According to Allan Kardec himself, spiritism:
It is both a science of observation and a philosophical doctrine. As a practical science, it consists of the relationships that can be established with the Spirits; As a philosophical doctrine, it includes all the moral consequences that flow from such relationships.
Allan Kardec, 1888
Nineteenth-century spiritism was based on the premise that the dead pass in the form of spirits to another world. They could, at times, stay on the earthly plane and help humans on the painful path of earthly life. This meant that the spirits were not considered something to fear. And, in a way, it explains the enormous extension of the phenomenon. Spiritism spread a reinterpretation of Christianity faced from places very different from those of the Catholic Church. The scientific method, empiricism and positivism were not enemies for the spiritist faith. In fact, they tried to find an explanation for the phenomenon from science.
However, more than to find an explanation for the phenomenon itself, they tried to find a complete explanation for the world. Spiritism developed an alternative social worldview to the dominant one. To do this, they articulated a whole system of thought based on elements such as the sun love, solidarity and social justice or gender equality. All these issues were the engine of a way of understanding social modernization. For the spiritualists, the ultimate goal of their faith was to reach the higher end of the collective good. The way to reach that degree of social emancipation was contact with the spirits, yes, but also a political belief. Communication between the living and spirits was not just a religious concept. It was also a conception of the world itself (Vicente Villanueva, 2019: 62, 63).

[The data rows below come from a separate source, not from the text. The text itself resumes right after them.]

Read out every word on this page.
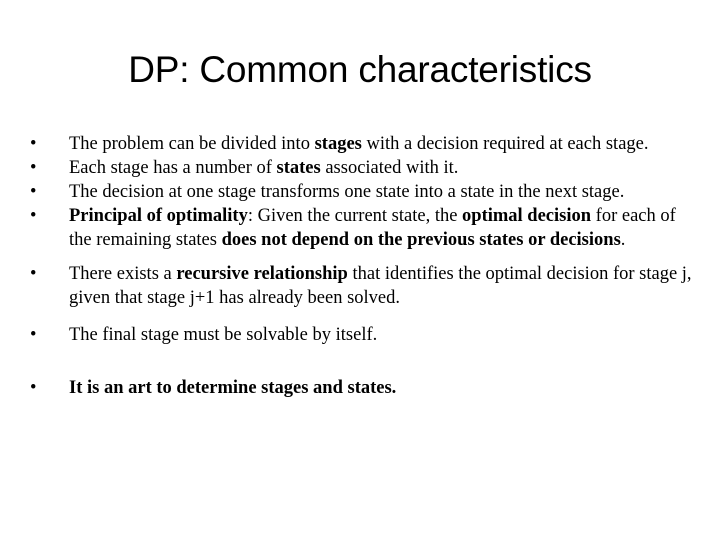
DP: Common characteristics
•	The problem can be divided into stages with a decision required at each stage.
•	Each stage has a number of states associated with it.
•	The decision at one stage transforms one state into a state in the next stage.
•	Principal of optimality: Given the current state, the optimal decision for each of the remaining states does not depend on the previous states or decisions.
•	There exists a recursive relationship that identifies the optimal decision for stage j, given that stage j+1 has already been solved.
•	The final stage must be solvable by itself.
•	It is an art to determine stages and states.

Spiritualism spread, spatially, throughout much of Europe and the American continent, as well as in Japan. Temporarily, spiritism has not disappeared since its appearance in the mid-nineteenth century. In this article, however, we are going to focus on spiritism in its most nineteenth-century facet. And, for this, we must go back to its origins.
The Hydesville events
Spiritualism has its origins in the late 1840s in the United States, in a setting in which religious sects and spiritual movements were abundant. However, in this tangle of sects and religious congregations, what ignited the spark of spiritism was practically an anecdote.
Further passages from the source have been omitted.